Jusuf Vrioni (16 March 1916 – 1 June 2001) was an Albanian athlete, translator, diplomat, and Albanian ambassador to UNESCO.

==History==
Vrioni was born in Corfu, Greece, on 16 March 1916, son of Ilias Bey Vrioni and Xhemile Dino. He spent his youth in Corfu and later in Berat. With the assignment of his father as Ambassador to France, he moved to Paris in 1925. Vrioni studied in the Janson de Sailly Lyceum, Paris, and later in the Grande école des hautes études commerciales de Paris, and Institut d'études politiques of Paris.

Vrioni returned to Albania in 1939, leaving again for Rome after the Italian invasion of Albania. He returned to Tirana in 1943. On 13 September 1947 he was arrested by the communists and finally in 1950 got a 15-year sentence with forced hard-labor. He was released in late 1958 and interned in Fier. In 1960, due to his knowledge of foreign languages he started working as translator in Tirana.

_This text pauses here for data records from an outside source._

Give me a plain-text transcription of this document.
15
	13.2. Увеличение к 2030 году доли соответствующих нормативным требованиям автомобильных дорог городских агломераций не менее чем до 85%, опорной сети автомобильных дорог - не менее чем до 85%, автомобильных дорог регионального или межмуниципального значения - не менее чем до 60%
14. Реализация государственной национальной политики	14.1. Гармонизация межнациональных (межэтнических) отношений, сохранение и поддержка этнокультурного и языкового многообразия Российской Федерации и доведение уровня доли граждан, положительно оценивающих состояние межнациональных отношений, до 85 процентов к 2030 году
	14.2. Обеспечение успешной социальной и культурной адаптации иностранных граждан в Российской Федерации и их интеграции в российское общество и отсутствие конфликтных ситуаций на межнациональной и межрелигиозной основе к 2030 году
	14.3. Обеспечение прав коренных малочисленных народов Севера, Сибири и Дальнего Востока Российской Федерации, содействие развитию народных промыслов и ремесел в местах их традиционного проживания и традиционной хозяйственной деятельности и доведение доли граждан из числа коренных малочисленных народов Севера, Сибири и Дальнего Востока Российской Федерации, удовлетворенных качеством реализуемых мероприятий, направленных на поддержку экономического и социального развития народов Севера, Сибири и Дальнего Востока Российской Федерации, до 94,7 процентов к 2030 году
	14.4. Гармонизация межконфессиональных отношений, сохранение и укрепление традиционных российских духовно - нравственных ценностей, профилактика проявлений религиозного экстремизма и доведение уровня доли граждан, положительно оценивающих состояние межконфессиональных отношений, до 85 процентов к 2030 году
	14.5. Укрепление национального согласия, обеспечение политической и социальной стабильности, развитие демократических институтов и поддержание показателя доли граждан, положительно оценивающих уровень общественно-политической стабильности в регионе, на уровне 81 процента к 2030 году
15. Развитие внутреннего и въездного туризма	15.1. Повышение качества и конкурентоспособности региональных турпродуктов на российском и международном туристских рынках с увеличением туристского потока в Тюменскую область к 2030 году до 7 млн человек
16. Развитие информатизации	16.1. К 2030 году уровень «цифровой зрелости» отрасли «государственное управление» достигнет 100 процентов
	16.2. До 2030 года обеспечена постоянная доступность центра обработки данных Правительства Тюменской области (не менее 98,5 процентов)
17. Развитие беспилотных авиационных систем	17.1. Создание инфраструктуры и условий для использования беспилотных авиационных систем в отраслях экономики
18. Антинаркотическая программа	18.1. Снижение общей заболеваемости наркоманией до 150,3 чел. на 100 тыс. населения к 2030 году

He distinguished himself as a francophone and got respect through the intellectual and artistic circles of that time. He is noted for turning out French translations of a number of novels by Ismail Kadare, which were then rendered into English from Vrioni's translations.

After the fall of communism in Albania, Vrioni started working as Director of the Albanian Helsinki Committee for Human Rights. Following the turmoils of 1997 in Albania, he left for Paris. In 1998 he was assigned as Representative of Albania at UNESCO. On 22 May 1998, he received the title Chevalier de la Légion d'Honneur from the French authorities.

On 10 January 2000, Vrioni was interviewed by Blendi Fevziu on his talk-show "Opinion" on Klan Television, marking his first ever interview.

==Death and legacy==
Vrioni died in Paris on 1 June 2001 at the age of 85.

On 18 June 2001, Vrioni was given the title "Honorary Citizen" of Berat.

As a sign of appreciation for Vrioni's work, Albanian Ministry of Culture, Tourism, and Sports created a special prize named after him. A street in Tirana, Albania is named after him.